This SMTP Injection in G Suite Allows Google Email Domains to be Spoofed

A lot can be said about Gmail relying on outdated and often unsecure protocols. For instance, we’ve already covered here on our blog how hackers were able to bypass Google’s 2FA security back in 2018. That’s just one example.

 One new example of this was discovered by Zohar Shachar in his blog post. Shachar is an ethical (whitehat) hacker and he discovered that it was possible to inject SMTP in a way that makes it possible for an attacker to spoof messages to look as if they came from Google’s own servers.

Before we get into what Shachar found out, a word or two about SMTP.

What is SMTP?

SMTP stands for Simple Mail Transfer Protocol and is a very, very old text-based protocol that serves as a communication protocol for email transmissions since 1982 when it was first defined.

That’s right, we are still using something from almost 40 years ago to handle email transmissions!

SMTP has only three instructions and these are:

  1. Mail From: This is the email sender;
  2. RCPT TO: Who receives the email, or the recipient;
  3. DATA: These include email contents.

As you can see, there is no cc, bcc, subject and all those other good stuff that you’d expect in your Gmail.

Instead, these are added as extra headers in the DATA header content. According to the convention, each new header gets its separate line, with the header name and value separated by a colon (:).

For example:

SMTP FROM:

[email protected]

SMTP TO:

[email protected]

DATA:

Bcc: [email protected] 

Your email is belong to us now.

The problem (well, one of many) is that SMTP does not authenticate the email sender. That means it’s impossible to trust the email origin.

This issue was somewhat remedied through other mechanisms outside SMTP, most notably DNS domain validation. In other words, if you can prove that you own a domain you can apply a DNS record in such a way that it will instruct SMTP servers to approve only your emails with that domain, while any other emails from that domain will go to the spam folder.

What is an SMTP Header Injection?

An SMTP header injection is when the user input is placed into the header of an email without proper sanitization. This allows the hacker to inject an additional header (or more) with arbitrary values.

This exploit allows the hacker to send email copies to third parties, execute phishing attacks, deliver a virus, or change and modify the email contents in some other way.

What Shachar Discovered?

Okay, let’s see what Shachar discovered.

According to Shachar, by login into the Admin Google page (at admin.google.com) and then go to:

Apps > G Suite > Settings for Gmail > Advanced Settings > Routing

You’ll find the “add a routing setting” for inbound and outbound traffic.

One setting allows you to “add custom headers”.

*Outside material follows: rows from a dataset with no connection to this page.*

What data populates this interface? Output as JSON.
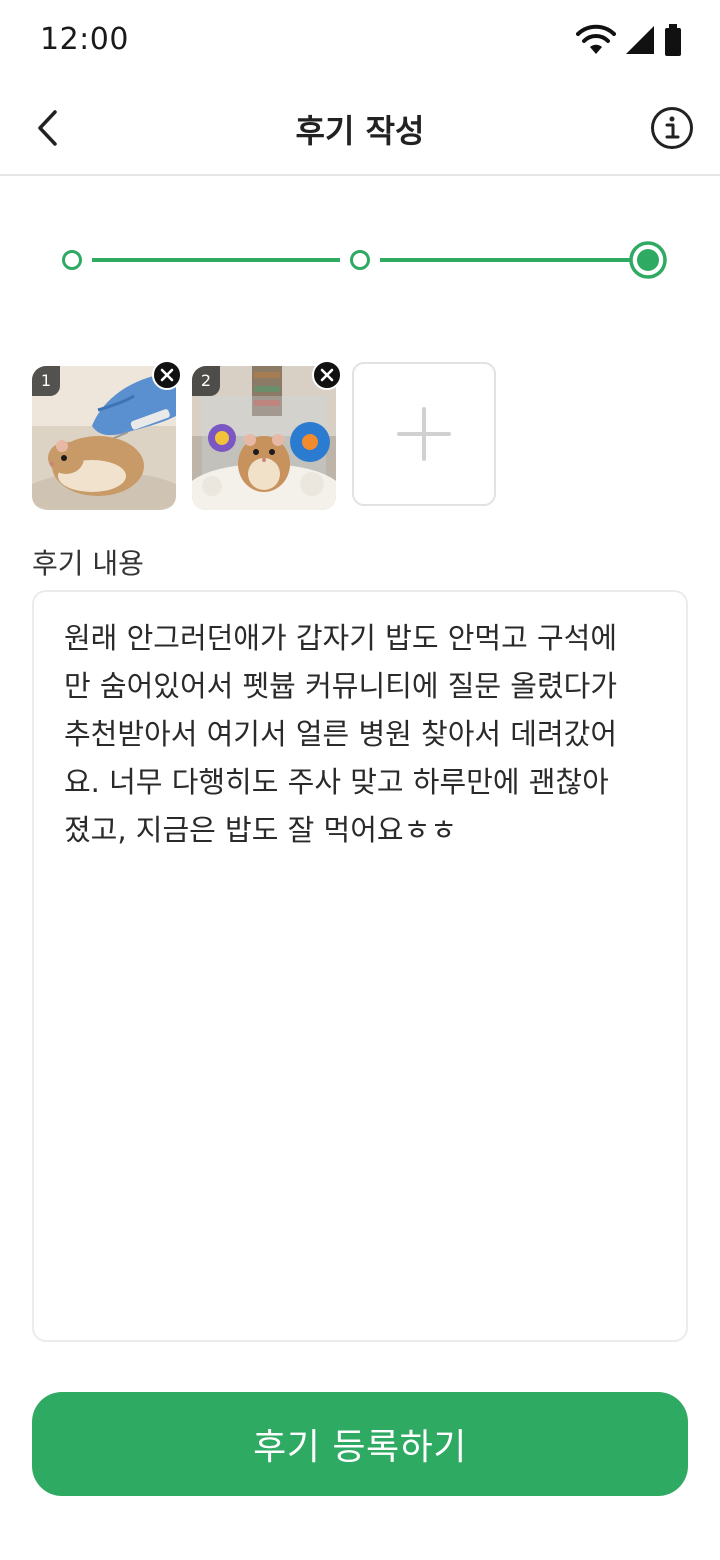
{
  "status_bar": {
    "time": "12:00",
    "icons": [
      "wifi-icon",
      "cellular-signal-icon",
      "battery-icon"
    ]
  },
  "header": {
    "back_icon": "chevron-left-icon",
    "title": "후기 작성",
    "info_icon": "info-icon"
  },
  "stepper": {
    "total_steps": 3,
    "current_step": 3
  },
  "photos": [
    {
      "index": "1",
      "subject": "hamster-injection-photo",
      "remove_icon": "close-icon"
    },
    {
      "index": "2",
      "subject": "hamster-cage-photo",
      "remove_icon": "close-icon"
    }
  ],
  "add_photo": {
    "icon": "plus-icon"
  },
  "review": {
    "label": "후기 내용",
    "text": "원래 안그러던애가 갑자기 밥도 안먹고 구석에\n만 숨어있어서 펫븁 커뮤니티에 질문 올렸다가\n추천받아서 여기서 얼른 병원 찾아서 데려갔어\n요. 너무 다행히도 주사 맞고 하루만에 괜찮아\n졌고, 지금은 밥도 잘 먹어요ㅎㅎ"
  },
  "submit": {
    "label": "후기 등록하기"
  },
  "colors": {
    "accent": "#2eaa63",
    "text": "#222222",
    "border": "#ebebeb"
  }
}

Going by the logic that the new custom header will then be included to the SMTP’s DATA content, Shachar figured that if he could add a new header this way, he could also manipulate the contents of the email.

By using the “prepend custom subject” option just below (remember, there’s no “subject” in SMTP), Shachar was able to launch a proxy and add newline chars (\r\n) to the “subject” setting.

He then sent a test email, which showed him that the newline chars were successfully rendered at the server-side, with the “subject” header divided into several lines.

What this means is that whatever came following the newline chars would be pushed to the following header, the email body.

Shachar didn’t stop there though.

He then again modified the “subject” setting to also incorporate a spoofed From header. This made Gmail show the email as it originated from admin@ google.com (which of course it didn’t).

Which looked like this:

And this allowed Shachar to spoof emails using a fake @google.com address.